The school situation is still abominable, but we do have a lovely Board of Education building built at a a time that some of the schools here did not even have air conditioning. Because the building was downtown and the tourists would see it, it had to be. When the shipyard closed in 1994-95, everyone thought Charleston would fold. But more and more tourist poured in.We soon will have a lovely port terminal for cruise ships. We are bringing in tourists by land and sea!
Isn't it funny that you never really visit the attractions in your hometown. It takes out of town visitors to point out to you how pretty your town is when all you see is the inconveniences of traffic, parking, no mass transit, etc.
We have been blessed with a lot of visitors to our home this year. It has been wonderful. Due to this influx of visitors I have been downtown a lot. I have taken bus tours, walking tours, house tours and museum tours. I would not have done any of this had it not been for the"tourists" in my home.

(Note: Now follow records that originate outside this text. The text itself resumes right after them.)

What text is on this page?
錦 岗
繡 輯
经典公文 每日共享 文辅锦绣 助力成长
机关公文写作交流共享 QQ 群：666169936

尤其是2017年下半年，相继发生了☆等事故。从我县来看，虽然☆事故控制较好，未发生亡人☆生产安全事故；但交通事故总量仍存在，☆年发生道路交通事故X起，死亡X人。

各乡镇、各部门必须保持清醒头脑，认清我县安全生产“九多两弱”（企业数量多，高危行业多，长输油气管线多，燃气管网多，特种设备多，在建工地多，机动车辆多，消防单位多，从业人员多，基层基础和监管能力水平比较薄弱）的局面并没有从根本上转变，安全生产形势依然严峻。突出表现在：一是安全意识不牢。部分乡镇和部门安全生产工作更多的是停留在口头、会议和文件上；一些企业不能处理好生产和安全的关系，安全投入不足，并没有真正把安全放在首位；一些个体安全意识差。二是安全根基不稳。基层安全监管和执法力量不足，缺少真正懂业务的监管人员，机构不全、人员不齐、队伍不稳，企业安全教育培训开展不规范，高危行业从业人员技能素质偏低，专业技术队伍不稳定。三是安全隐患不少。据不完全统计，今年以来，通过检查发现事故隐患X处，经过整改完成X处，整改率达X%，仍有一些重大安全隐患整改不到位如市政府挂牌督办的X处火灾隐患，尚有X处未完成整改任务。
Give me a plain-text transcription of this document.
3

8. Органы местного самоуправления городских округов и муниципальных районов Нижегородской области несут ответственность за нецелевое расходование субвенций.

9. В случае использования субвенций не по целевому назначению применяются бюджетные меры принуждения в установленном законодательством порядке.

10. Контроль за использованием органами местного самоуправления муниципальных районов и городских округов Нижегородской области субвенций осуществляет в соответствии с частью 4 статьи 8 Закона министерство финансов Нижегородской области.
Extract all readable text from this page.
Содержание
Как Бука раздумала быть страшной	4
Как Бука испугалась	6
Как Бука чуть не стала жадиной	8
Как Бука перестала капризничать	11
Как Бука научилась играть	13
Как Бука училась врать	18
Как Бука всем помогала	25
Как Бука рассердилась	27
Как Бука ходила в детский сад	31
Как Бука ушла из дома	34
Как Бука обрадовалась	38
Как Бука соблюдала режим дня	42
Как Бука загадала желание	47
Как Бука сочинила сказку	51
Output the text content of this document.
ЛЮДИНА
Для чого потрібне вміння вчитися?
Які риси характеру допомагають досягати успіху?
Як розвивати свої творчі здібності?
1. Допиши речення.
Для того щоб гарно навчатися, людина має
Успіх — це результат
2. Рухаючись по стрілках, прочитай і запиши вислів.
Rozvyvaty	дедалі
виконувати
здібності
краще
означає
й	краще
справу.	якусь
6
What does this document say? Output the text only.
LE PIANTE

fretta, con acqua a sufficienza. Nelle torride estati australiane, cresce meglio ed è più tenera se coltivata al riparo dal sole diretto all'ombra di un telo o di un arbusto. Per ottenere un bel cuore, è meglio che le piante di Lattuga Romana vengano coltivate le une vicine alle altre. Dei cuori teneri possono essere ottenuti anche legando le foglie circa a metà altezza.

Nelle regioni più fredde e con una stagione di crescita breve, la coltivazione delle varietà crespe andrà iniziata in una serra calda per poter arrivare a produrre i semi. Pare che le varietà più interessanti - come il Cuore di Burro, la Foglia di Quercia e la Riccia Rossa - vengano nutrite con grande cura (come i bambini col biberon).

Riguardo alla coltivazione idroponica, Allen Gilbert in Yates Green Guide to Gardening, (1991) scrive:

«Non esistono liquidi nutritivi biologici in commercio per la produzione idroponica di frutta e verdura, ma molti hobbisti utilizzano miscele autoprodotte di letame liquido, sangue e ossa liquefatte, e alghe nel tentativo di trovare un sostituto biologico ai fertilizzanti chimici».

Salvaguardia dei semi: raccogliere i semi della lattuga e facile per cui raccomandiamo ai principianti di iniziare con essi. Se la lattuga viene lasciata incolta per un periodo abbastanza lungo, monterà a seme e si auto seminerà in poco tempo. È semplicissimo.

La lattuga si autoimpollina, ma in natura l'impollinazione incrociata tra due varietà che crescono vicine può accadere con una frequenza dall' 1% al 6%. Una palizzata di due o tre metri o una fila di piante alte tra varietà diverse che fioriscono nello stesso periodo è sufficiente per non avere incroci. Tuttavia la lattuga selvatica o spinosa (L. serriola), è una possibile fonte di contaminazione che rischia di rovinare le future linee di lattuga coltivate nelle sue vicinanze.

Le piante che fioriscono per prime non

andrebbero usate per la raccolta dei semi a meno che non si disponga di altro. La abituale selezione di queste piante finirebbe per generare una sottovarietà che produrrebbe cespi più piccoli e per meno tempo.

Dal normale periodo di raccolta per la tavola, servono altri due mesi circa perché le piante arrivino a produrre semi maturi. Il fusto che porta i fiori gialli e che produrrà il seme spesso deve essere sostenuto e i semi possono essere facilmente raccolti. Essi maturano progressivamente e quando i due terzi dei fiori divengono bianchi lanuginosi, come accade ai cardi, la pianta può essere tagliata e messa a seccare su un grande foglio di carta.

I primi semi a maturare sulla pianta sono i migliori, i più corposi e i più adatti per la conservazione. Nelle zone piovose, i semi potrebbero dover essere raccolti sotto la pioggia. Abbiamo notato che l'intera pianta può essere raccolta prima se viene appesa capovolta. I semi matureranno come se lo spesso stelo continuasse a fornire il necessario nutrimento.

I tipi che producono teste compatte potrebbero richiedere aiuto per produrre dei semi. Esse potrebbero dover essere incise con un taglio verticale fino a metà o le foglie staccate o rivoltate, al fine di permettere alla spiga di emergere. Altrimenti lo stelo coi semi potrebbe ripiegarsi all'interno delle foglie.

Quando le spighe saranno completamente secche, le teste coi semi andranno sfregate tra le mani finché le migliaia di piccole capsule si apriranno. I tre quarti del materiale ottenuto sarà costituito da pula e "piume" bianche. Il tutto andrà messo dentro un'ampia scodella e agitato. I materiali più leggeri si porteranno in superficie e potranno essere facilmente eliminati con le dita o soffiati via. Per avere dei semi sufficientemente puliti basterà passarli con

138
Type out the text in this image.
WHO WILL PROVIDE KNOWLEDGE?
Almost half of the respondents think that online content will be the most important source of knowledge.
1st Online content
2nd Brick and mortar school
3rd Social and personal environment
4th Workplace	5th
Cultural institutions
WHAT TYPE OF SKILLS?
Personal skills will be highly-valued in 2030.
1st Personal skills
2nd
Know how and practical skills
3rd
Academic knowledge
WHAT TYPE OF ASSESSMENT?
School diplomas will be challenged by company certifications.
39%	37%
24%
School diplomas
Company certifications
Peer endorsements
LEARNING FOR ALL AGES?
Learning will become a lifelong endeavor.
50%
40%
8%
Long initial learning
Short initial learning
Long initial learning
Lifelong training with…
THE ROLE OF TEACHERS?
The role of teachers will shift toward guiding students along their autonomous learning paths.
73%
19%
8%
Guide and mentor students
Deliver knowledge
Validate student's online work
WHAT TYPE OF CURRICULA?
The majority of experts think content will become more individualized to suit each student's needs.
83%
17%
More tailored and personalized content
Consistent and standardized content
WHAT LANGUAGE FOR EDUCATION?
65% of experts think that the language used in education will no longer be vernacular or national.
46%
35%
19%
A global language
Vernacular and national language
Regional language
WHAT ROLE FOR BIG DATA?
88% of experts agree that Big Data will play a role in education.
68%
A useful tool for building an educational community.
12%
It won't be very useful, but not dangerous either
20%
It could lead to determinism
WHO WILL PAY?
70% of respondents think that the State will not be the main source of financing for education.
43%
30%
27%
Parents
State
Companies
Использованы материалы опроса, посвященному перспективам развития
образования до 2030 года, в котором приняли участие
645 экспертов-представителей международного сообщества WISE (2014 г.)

But today I went with a group to the Avery Institute in downtown Charleston to see an exhibit of sweet grass baskets and to see the paintings of Jonathan Green ..
The tour was in reality a tour of the Institute, and viewing the small collection of sweet grass baskets that are soooooo Charleston.
I had never heard of the artist, Jonathan Green. I loved his primary colors and the happiness of the people in the pictures.I had hoped for a more in depth discussion of the baskets, perhaps a demo, but no....
I had never heard of the Avery Institute. It was a private school for the newly freed blacks in 1865. It had a nursing program and a teaching program. One could go to school through the twelfth grade and get a diploma or go one more year and get a teaching certificate. It closed in 1954.Who knew?